State the law of floatation of bodies in a liquid. Arrive at an expression for the fraction of volume of the floating body submerged in the liquid.

Answer 1

Hint: Archimedes has calculated the amount of buoyant force exerted by the liquid on the body. The weight of the liquid displaced will be equivalent to the weight of the object. Using this find the fraction of the volume of the body submerged. This will help you in answering this question.

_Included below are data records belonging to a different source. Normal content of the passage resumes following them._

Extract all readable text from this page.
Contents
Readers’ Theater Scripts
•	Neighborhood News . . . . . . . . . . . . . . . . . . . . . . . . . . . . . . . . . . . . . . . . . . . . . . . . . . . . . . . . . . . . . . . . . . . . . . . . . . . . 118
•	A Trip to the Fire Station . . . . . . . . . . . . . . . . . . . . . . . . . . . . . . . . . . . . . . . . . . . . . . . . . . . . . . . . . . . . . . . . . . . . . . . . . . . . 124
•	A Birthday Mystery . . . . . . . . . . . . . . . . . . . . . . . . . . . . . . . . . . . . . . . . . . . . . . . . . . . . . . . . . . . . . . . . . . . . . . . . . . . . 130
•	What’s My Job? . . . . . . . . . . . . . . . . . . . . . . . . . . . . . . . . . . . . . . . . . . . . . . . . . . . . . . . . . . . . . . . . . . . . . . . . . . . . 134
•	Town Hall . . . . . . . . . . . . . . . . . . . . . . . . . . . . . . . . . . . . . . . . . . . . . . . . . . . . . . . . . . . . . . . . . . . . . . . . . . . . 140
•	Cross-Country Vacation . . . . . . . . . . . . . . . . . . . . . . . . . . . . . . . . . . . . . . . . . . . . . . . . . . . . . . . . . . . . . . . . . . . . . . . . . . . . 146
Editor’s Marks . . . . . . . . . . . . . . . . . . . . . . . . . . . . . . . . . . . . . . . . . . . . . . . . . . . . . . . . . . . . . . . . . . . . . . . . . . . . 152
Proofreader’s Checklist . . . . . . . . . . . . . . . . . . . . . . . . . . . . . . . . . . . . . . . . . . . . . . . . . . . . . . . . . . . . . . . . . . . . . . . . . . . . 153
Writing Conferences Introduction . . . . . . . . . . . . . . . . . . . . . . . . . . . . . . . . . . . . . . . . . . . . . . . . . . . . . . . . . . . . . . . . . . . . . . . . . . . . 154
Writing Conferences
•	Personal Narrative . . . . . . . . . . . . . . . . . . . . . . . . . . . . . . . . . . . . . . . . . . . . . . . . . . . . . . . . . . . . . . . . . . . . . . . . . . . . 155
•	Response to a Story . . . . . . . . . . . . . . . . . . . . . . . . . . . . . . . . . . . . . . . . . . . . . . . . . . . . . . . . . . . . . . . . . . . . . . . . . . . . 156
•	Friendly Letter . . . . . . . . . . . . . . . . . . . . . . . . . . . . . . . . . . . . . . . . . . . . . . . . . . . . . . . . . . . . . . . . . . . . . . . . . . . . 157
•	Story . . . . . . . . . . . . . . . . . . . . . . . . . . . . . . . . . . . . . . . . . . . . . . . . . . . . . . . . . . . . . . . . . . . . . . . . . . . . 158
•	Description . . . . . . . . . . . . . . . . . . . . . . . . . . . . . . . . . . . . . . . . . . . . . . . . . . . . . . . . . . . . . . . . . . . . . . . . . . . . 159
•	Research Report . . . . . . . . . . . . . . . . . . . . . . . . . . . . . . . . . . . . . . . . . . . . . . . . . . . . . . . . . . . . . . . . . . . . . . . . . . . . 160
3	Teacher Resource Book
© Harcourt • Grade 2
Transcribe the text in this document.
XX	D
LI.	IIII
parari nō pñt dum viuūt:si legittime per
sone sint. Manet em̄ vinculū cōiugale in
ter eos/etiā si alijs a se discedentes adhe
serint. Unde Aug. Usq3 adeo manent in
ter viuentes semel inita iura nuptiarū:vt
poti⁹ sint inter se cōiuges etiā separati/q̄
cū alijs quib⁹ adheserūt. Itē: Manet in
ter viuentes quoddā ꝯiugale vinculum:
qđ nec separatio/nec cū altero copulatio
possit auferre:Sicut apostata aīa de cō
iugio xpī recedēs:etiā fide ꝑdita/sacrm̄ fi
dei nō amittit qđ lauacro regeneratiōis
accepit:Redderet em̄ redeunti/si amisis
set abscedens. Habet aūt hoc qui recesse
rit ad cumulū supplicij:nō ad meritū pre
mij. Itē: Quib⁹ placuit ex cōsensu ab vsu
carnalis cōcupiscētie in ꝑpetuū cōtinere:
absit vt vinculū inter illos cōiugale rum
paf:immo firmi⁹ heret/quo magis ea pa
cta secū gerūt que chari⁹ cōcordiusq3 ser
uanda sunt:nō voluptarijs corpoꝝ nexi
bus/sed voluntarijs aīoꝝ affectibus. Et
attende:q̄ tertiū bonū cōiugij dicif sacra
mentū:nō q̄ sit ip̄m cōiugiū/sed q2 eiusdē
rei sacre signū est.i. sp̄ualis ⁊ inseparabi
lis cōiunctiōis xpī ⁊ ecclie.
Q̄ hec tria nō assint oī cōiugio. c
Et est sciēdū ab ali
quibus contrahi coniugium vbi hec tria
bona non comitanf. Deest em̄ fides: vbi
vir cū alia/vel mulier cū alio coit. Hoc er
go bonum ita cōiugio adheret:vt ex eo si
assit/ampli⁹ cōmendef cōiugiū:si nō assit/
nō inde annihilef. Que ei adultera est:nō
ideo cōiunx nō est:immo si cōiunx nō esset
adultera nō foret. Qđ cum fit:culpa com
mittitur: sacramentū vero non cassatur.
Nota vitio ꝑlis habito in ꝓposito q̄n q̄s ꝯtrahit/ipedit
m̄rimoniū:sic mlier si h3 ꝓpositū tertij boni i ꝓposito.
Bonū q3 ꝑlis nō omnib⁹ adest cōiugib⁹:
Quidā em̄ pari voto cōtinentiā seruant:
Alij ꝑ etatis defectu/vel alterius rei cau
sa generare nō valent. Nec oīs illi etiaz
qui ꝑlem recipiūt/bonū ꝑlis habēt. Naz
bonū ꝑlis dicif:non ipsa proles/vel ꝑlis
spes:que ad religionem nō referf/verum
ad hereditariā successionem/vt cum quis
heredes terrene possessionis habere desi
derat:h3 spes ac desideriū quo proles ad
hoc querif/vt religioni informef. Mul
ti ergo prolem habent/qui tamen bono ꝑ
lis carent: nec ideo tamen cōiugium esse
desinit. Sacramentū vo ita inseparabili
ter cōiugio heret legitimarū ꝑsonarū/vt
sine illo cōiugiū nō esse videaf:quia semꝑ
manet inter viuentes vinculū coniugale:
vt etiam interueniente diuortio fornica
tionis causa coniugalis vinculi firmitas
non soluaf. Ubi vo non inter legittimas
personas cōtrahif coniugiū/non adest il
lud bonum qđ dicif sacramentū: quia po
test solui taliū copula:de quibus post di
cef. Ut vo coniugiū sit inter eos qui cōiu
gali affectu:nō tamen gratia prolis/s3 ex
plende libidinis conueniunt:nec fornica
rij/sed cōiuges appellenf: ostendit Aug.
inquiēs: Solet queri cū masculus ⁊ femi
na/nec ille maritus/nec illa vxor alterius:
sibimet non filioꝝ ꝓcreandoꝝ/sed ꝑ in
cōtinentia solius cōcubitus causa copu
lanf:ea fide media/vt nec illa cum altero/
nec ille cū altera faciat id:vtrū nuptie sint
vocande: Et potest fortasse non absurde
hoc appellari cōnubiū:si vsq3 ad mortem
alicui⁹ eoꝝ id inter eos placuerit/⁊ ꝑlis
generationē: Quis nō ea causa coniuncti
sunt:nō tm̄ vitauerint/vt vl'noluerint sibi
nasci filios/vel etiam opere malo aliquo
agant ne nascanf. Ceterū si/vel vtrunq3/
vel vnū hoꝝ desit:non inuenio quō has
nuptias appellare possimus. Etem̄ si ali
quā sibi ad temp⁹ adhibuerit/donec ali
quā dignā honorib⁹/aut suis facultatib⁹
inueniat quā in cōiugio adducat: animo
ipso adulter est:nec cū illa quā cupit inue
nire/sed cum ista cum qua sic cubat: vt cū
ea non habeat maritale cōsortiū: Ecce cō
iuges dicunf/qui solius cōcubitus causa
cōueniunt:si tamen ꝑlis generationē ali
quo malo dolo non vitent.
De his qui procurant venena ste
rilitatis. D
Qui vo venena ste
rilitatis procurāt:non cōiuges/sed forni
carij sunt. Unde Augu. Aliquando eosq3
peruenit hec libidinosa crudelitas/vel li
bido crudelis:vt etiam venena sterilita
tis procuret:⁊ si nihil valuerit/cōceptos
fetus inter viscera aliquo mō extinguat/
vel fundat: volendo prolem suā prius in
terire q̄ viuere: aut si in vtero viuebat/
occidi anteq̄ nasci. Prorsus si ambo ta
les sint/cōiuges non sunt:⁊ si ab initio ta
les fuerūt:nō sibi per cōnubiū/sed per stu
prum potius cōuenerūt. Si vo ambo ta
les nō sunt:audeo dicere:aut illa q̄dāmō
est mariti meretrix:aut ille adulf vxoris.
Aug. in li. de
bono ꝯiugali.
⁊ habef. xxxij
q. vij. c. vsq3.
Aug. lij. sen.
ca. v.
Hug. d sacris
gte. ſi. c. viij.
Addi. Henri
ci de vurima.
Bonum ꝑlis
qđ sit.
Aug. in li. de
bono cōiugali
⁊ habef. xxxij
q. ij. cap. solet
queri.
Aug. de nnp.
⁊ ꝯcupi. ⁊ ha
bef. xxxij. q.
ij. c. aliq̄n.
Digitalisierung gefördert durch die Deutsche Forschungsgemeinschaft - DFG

Complete step by step answer:
Archimedes has calculated the amount of buoyant force exerted by the liquid on the body. According to the Archimedes, if a body is completely or partially immersed in a liquid at rest, it will experience an upthrust, identical to the weight of the liquid displaced by the body.
Let us assume that $x$ be the fraction of volume of the body floating above the surface of the liquid. We can write that,
$\text{weight of the liquid displaced}=\text{weight of the object}$
This can be written as,
$\therefore \left( {{V}_{0}}-x{{V}_{0}} \right)dg={{V}_{0}}{{d}_{0}}g$
Where ${{V}_{0}}$ be the volume of the liquid, $d$ be the density of the liquid, ${{d}_{0}}$ be the density of the object and $g$ be the acceleration due to gravity.
The equation can be simplified as,
$\left( 1-x \right)d={{d}_{0}}$
Therefore the fraction of volume of the floating body submerged in the liquid can be found by rearranging this equation,
$x=1-\dfrac{{{d}_{0}}}{d}=\dfrac{d-{{d}_{0}}}{d}$
The answer has been obtained.

Note: A body will be sunk in a liquid if its density is more than that of the liquid in which it is immersed. The body is floating being completely immersed in water when the density of the body will be identical to the density of the liquid. The body is floating being partially immersed when the density of the body will be less than the density of liquid.